D'ailleurs concernant Hikaru, je dois dire que la série ne la met vraiment pas en valeur : j'ai de l'affection pour le personnage, mais je me rends compte a posteriori que c'est surtout grâce à ANK et à Shin KOR, dans lesquels elle est particulièrement touchante. Mais dans la série, à de rares occasions qui rattrapent un peu le personnage, je la trouve assez insupportable (ne tapez pas trop fort, les Hikaru-fans!) Elle voit bien que Kyosuke ne s'intéresse que moyennement à elle, mais elle s'accroche à l'espoir que ses sentiments deviendront réciproques à un moment ou à un autre : elle s'attache exagérément à n'importe quelle action ou parole de sa part qu'elle interprète (souvent à tort) comme un signe d'intérêt ou d'affection. Et elle voit bien aussi, à plusieurs reprises que Kyosuke et Madoka, plus "grands" qu'elle, sont également plus proches, mais elle préfère s'illusionner sur le sujet. Jusque là, je n'ai pas grand chose à en dire : elle est amoureuse, assez narcissique certes, mais qui n'a jamais été amoureux et plein d'illusions?

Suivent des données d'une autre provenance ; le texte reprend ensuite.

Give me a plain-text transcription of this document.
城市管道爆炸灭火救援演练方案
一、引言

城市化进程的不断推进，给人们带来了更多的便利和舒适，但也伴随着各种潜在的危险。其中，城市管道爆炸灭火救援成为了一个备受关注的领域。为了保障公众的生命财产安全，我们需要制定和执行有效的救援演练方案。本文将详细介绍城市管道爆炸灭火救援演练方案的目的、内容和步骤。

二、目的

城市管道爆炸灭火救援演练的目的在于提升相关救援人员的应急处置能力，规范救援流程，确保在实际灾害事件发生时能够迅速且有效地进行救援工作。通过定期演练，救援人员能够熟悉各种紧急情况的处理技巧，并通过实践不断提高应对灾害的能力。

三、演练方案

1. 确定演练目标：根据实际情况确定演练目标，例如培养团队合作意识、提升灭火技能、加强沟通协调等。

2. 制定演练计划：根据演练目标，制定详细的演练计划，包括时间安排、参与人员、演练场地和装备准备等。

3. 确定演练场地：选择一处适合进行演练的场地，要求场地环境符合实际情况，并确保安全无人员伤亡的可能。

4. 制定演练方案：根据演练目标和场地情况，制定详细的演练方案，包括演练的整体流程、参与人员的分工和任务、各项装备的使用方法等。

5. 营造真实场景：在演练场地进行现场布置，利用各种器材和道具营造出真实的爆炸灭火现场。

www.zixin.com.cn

Non, ce qui est plus répréhensible, c'est le chantage affectif permanent qu'elle fait peser sur ses amis : c'est LA raison pour laquelle le triangle relationnel persiste. Kyosuke, qui est foncièrement un bon gars, ne veut pas lui faire de la peine. Et Madoka ne sait juste pas s'en dépêtrer : à partir de la moitié de la série, elle ne fait que se rapprocher de Kyosuke, avec de moins en moins de considération pour Hikaru. Elle ne s'en cache tellement pas qu'à certains moments, on a l'impression qu'elle le fait exprès pour tout faire péter. Je pense que secrètement, elle espère que ce sera Kyosuke qui résoudra la situation : et c'est d'ailleurs la raison pour laquelle elle mettra la pression sur lui dans ANK (même si le film ne se place pas tout à fait dans la continuité de la série, j'en ai fais un longue analyse...)
Pour en revenir à Hikaru, un des aspects terrifiants de sa personnalité est le supplice permanent qu'elle exerce sur Yuusaku. Bon sang, elle sait qu'il est amoureux d'elle mais elle n'en a juste rien à péter! Elle a son fidèle chevalier servant et en use et en abuse à volonté.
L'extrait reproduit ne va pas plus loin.